Oleh Ira Khoirun Nisa
Tak terasa pandemi covid-19 sudah setahun menyerang dan berada di negara kita Indonesia bahkan hampir di seluruh belahan dunia virus ini menyerang. Berjuta-juta jiwa bahkan telah menjadi korban. Pandemi ini sangat mempengaruhi pola hidup dari kalangan konglomerat hingga jelata pun mengalami. Pada aspek kesehatan, masyarakat tanpa terkecuali harus menerapkan protokol kesehatan mulai dari kegiatan beribadah, hajatan maupun kegiatan yang lain yang menimbulkan kerumunan ditiadakan.
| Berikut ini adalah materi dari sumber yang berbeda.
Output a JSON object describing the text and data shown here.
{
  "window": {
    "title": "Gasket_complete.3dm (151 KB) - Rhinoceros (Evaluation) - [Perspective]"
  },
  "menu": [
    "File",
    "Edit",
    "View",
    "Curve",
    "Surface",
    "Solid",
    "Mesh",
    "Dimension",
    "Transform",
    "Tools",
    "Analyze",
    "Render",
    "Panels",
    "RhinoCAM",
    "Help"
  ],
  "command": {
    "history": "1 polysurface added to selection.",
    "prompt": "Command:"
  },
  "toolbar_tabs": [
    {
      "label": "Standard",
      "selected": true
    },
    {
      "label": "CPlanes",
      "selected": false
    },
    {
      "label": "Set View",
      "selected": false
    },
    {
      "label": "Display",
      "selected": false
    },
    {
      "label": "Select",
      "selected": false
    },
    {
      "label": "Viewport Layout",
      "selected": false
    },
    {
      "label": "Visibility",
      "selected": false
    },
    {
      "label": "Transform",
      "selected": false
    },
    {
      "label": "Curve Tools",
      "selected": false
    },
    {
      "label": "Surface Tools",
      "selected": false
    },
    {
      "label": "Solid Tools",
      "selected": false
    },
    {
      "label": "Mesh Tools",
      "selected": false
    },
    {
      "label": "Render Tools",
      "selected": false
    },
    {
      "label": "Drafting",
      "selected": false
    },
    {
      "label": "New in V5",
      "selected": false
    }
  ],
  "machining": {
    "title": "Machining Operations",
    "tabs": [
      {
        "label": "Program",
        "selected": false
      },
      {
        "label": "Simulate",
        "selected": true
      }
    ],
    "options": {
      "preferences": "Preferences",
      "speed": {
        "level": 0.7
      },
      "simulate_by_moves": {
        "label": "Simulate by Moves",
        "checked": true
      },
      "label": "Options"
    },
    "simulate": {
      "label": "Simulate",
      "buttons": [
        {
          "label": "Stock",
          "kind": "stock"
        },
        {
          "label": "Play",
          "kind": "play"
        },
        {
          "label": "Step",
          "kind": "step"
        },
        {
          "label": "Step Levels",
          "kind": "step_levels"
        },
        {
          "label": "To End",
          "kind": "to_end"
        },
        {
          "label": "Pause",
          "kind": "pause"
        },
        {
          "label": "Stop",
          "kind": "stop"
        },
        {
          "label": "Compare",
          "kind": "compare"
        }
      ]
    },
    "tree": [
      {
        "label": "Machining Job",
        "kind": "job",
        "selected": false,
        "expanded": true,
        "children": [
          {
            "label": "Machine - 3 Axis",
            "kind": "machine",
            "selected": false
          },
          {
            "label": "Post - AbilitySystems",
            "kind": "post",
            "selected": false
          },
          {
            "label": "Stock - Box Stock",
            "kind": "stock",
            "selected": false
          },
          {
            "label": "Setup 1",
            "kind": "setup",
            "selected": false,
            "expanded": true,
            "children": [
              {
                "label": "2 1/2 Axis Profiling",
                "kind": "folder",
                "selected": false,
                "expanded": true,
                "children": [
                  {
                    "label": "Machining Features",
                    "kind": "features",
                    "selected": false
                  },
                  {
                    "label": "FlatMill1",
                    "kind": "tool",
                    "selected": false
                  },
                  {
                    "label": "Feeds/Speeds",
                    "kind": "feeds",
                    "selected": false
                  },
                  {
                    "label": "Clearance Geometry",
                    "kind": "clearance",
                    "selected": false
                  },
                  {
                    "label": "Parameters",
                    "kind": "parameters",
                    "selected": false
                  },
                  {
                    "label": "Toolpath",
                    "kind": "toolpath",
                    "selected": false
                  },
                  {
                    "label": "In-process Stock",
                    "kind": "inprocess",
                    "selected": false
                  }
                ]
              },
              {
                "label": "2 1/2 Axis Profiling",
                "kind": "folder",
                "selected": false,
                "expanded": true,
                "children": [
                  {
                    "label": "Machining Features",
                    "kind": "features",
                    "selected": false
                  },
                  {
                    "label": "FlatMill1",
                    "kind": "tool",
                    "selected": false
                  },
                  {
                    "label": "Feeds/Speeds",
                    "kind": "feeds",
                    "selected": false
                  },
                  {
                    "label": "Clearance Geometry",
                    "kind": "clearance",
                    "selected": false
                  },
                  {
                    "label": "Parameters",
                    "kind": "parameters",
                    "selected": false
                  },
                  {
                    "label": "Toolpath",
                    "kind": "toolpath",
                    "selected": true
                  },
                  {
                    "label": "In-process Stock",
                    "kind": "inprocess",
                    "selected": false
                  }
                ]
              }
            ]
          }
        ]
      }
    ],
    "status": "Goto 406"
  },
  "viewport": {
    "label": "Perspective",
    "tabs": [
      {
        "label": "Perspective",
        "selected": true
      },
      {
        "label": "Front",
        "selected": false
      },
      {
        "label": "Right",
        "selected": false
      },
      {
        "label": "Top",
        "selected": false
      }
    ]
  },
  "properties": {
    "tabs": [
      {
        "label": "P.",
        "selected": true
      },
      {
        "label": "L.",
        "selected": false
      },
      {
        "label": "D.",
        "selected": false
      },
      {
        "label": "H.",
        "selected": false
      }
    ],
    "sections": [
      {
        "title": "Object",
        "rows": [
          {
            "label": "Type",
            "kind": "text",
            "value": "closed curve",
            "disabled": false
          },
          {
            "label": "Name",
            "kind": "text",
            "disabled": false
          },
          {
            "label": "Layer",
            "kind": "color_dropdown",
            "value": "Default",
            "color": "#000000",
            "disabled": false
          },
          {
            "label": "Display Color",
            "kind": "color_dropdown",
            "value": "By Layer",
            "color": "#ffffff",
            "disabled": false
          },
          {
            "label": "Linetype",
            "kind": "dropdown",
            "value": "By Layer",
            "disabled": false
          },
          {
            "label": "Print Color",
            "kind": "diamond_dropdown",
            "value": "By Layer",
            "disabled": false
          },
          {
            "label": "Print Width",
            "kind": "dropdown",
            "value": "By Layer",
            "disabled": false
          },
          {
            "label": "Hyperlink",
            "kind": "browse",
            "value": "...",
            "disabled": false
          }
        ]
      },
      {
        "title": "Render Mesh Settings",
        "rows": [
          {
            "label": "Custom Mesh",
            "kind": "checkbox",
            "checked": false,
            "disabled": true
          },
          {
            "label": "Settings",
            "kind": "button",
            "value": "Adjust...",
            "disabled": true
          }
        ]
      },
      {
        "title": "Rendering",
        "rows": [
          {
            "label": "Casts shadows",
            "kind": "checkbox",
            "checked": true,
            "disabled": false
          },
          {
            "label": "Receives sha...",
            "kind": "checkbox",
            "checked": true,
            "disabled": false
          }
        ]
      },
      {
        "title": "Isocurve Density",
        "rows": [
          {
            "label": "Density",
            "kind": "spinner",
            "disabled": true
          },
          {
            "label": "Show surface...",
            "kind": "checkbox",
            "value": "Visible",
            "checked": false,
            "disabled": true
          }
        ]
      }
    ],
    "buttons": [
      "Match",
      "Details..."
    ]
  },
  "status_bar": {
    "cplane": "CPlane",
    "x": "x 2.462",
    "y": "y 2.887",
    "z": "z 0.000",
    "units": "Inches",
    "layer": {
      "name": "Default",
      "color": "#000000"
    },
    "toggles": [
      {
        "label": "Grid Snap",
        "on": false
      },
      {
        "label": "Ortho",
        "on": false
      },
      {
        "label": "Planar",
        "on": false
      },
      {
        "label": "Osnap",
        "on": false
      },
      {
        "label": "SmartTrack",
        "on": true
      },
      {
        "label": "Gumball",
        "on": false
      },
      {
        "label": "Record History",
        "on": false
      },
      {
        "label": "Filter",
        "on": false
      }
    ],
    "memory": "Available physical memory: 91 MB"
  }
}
Kegiatan belajar mengajar langsung berbalik arah yang mana kegiatan ini dilaksanakan secara daring atau tanpa tatap muka dan dilaksanakan dirumah masing-masing peserta didik. Tentu kegiatan ini awal mulanya untuk para orang tua yang notabene buruh atau pekerja serabutan lain sangat kewalahan karena para orang tua harus mendampingi kegiatan belajar anak di rumah dan harus mengurus pekerjaan yang lain. Namun, setahun telah berlalu dan kegiatan belajar tatap muka pun tak kunjung dilaksanakan juga karena masih di masa pandemi dan masih di khawatirkan nantinya akan ada kluster baru.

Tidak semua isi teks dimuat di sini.